Grilled Peach Sriracha Chicken
I don’t know how your week is going, but mine is awesome. My mom is here, and I’m doing a lot of workout classes, self-indulging, and sitting on my couch reading the news (daily mail); and not a lot of diaper changing, feeding, or baby-playing. It feels glorious. I am so lucky to have a mom that not only really rolls up her sleeves when she’s here and helps with the babies, but one that can so seamlessly take over my role. She is so good at playing with and teaching them that I would think she was an 11-month old boy at one point. She’s a real pro. So I’m going to write this post, then go back to wasting time.
This recipe came to me in the night. I woke up and thought I wanted grilled chicken with a slightly sweet but savory spicy peach glaze. So that’s what this is. If you want more spice, feel free to get heavy handed with the sriracha. The glaze is out of this world. Next time, however, I will make this with boneless skinless chicken breasts rather than the bone-in skin-on version that you see in the photo. I don’t really like eating chicken skin, and so I was really torn when the really super sweet delicious glaze was all over the skin. I would use skinless – either boneless or bone-in. GREAT summer recipe y’all.

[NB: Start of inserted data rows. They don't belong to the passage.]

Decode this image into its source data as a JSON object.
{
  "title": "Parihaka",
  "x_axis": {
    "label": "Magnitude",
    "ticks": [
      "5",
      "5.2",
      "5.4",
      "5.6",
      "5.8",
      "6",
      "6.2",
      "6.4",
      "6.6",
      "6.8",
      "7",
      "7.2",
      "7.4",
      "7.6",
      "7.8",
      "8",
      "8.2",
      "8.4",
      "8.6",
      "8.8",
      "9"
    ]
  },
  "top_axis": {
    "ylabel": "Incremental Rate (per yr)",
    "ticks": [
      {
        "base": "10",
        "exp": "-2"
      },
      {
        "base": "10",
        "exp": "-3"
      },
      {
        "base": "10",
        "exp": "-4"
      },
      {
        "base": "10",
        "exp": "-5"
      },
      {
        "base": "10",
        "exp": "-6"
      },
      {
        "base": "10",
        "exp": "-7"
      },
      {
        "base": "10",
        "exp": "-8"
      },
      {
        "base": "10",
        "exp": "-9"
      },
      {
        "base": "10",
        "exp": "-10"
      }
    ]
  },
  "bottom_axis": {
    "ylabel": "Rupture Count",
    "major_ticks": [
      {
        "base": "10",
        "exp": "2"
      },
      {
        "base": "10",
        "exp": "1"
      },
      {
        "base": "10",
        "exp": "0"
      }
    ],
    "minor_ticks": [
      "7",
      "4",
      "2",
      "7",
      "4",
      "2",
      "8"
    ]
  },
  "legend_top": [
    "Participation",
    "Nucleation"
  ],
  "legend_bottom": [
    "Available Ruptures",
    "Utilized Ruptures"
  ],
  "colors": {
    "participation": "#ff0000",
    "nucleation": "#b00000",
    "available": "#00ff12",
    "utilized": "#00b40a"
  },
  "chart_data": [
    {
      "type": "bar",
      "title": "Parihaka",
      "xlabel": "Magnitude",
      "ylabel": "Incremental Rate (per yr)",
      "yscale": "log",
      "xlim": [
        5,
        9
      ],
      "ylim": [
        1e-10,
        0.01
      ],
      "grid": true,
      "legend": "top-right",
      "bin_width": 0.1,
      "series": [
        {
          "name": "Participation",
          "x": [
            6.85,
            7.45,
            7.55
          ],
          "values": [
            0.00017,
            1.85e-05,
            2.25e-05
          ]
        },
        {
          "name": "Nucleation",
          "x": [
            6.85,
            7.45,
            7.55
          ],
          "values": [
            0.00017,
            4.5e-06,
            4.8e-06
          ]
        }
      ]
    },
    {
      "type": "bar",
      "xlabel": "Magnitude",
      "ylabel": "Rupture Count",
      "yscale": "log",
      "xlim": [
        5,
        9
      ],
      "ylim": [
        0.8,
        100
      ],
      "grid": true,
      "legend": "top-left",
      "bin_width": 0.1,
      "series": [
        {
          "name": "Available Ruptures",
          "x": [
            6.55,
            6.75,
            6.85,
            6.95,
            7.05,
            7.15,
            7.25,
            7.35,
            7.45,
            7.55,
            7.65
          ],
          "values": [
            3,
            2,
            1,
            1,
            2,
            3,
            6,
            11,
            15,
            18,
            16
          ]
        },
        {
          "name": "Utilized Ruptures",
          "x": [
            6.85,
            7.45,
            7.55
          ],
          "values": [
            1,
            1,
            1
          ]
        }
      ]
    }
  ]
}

- ~4-5 lb chicken pieces, skin removed (or 2-3 lb boneless chicken breasts)
- Kosher salt + pepper
- Olive oil
- 1 cup peach preserves
- 1/4 cup honey
- 1 tablespoon soy sauce
- 1/2 tablespoon Worcestershire
- 1/2 tablespoon Sriracha (more to taste)
Heat the grill to medium-high. Brush the chicken with olive oil and season with S&P. Grill the chicken until nearly done- about 7 minutes each side for the bone-in variation. Mix the glaze ingredients together, then brush on one side of the chicken, close the grill for about 3 minutes, then flip and glaze the other side. Close grill another 3-5 minutes to finish cooking and let the glaze set.